Rule 13204 prohibits class actions from being arbitrated under the Code:
Any claim that is based upon the same facts and law, and involves the same defendants as in a court-certified class action or a putative class action, or that is ordered by a court for class-wide arbitration at a forum not sponsored by a self-regulatory organization, shall not be arbitrated under the Code, unless the party bringing the claim files with FINRA one of the following:
(1) a copy of a notice filed with the court in which the class action is pending that the party will not participate in the class action or in any recovery that may result from the class action, or has withdrawn from the class according to any conditions set by the court; or
(2) a notice that the party will not participate in the class action or in any recovery that may result from the class action.
Now, with collective actions having increased in popularity, and despite FINRA having experienced, well-trained arbitrators hearing its cases, FINRA now believes that collective actions under the Fair Labor Standards Act (FLSA), the Age Discrimination in Employment Act (ADEA), and the Equal Pay Act of 1963 (EPA) would best be heard in the courts.
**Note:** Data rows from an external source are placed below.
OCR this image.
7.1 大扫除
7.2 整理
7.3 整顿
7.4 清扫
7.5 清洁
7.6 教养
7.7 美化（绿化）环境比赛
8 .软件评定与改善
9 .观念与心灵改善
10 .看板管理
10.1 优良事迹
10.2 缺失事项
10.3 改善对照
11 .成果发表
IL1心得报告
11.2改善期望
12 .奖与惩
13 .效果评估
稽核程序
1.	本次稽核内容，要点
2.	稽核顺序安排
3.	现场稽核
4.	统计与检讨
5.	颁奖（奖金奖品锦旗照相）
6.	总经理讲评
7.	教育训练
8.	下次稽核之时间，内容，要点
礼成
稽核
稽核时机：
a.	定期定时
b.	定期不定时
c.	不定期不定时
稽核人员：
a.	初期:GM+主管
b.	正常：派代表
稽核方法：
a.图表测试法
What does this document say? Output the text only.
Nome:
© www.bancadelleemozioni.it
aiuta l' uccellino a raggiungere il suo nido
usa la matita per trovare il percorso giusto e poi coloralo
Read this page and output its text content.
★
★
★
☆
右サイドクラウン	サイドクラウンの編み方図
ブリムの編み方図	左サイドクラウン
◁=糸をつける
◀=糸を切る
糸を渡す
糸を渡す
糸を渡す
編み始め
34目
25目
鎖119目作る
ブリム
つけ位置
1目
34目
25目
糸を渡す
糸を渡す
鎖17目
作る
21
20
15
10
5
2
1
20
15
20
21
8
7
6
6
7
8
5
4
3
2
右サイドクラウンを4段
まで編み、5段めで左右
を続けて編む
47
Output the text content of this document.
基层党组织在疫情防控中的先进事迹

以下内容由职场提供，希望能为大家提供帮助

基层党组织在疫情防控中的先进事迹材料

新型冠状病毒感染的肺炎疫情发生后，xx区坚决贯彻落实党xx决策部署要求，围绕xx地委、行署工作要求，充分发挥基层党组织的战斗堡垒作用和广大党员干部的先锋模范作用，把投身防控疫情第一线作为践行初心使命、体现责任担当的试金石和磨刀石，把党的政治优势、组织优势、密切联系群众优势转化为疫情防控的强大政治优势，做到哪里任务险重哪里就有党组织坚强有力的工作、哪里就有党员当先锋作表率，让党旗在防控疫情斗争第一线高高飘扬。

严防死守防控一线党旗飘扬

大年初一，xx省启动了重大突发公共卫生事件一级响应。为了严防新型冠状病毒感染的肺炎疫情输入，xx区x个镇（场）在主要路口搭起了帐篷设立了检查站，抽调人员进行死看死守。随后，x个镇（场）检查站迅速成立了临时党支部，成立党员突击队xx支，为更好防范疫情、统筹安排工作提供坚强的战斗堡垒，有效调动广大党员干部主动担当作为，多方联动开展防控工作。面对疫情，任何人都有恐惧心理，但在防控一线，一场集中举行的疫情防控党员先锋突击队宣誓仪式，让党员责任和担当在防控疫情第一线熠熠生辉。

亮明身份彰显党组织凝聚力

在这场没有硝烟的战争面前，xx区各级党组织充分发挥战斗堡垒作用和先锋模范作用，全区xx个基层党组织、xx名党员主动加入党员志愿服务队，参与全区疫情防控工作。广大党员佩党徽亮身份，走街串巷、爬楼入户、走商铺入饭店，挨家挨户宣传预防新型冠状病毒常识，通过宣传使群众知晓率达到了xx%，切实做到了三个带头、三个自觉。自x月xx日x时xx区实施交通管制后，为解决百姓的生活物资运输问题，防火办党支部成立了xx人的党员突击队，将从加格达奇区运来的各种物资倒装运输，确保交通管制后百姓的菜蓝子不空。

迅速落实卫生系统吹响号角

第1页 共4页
Why should these claims be excluded from arbitration under the Industry Code? The courts see differences between class actions and collective actions. See, e.g., Velez v. Perrin Holden & Davenport Capital Corp., 769 F.Supp.2d 445 (S.D.N.Y. 2011) (compelling arbitration because collective action differs from class action); Gomez v. Brill Securities, Inc., 2010 WL 4455827 (S.D.N.Y. Nov. 2, 2010) (recognizing significant differences between an opt-out class action and an opt-in collective action; Gomez v. Brill Securities, Inc., 2012 WL 851644 (NY App. 1st Dept. Mar. 15, 2012) (denying motion to dismiss or to compel arbitration of class action claims).
Bottom Line for Employers
FINRA claims that the courts have established procedures to manage both types of representative claims. It also believes that the rule change would preserve access to courts for these types of claims for employees of FINRA members. Of course it does, but couldn’t FINRA do so as well?